Grade retrieval flow (student reads their grades)

  1. Call token_generator with (student_id, student_secret, test_case = homework_id, course_name).
  2. Receive token1 and token2 (both tied to homework_id).
  3. Call grades_lambda with request_type = STUDENT_GRADE, supplying token1, token2, student_id, and homework_id.
  4. Tokens are single-use; regenerate for each lookup.

Token Semantics

  • Format: <hmac>.<nonce>.<timestamp>
  • Key: student_secret + SYSTEM_SALT
  • Message: student_id + test_case + course_secret + timestamp + nonce
  • TTL: 1 hour (enforced via DynamoDB TTL + runtime checks)
  • Single-use: status flips to used after first consumption

Required DynamoDB Tables

  • StudentTokens: token store (token, student_id, test_case, course_secret, status, created_at, ttl)
  • StudentRateLimit: rate limiting per student (student_id, request_times[], ttl)
  • Classes: course metadata (secret_key as PK, course_id used to filter)
  • HomeworksTestCases: test case content and libraries
  • Gradebook: grade storage
  • HomeworksMetadata: homework metadata (deadline, max submissions, scores)

Client Error Handling Guidance

  • 429 from token_generator: back off (≥60s), then retry.
  • Token errors (400): regenerate tokens; ensure token matches student_id/test_case_id; ensure not reused; ensure within 1h.
  • Grader errors: inspect message; could stem from test retrieval, grading exception, or save failure.

Security Notes

  • Always transport over HTTPS.
  • Do not log tokens or secrets in plaintext.
  • Rotate SYSTEM_SALT and course secrets periodically; regenerating tokens is required after rotation.
  • Ensure API Gateway keys/authorizers are applied where appropriate.

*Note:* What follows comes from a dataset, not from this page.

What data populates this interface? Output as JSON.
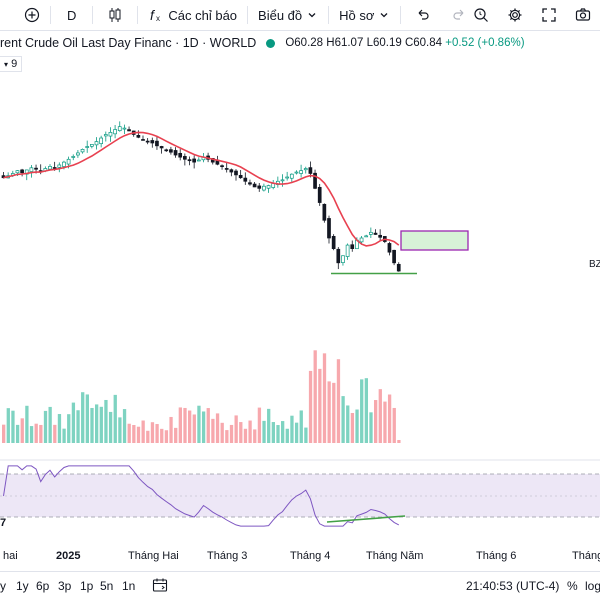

Open Questions / Clarifications Needed

  1. Confirm API Gateway paths/hosts and required headers (e.g., x-api-key) for each endpoint in production.
  2. Confirm whether course_name maps 1:1 to course_id (string) in Classes, and whether multiple records per course_id can exist. Currently the scan returns the first match.
  3. For grader, should secret remain optional, or should clients omit it entirely in the new flow?
  4. For save_student, should secret be deprecated and ignored when token is present?
  5. Are there size limits for answer payloads or preferred serialization beyond base64+dill?

Minimal Client Checklist

  • Acquire SYSTEM_SALT via environment (server-side only; clients never see it).
  • Call token_generator before each grading attempt.
  • Pass token_test and token_save to grader (or token individually to get_test_case / save_student).
  • Handle 429 with backoff; handle 400 by regenerating tokens.
  • Respect token TTL (1 hour) and single-use rules.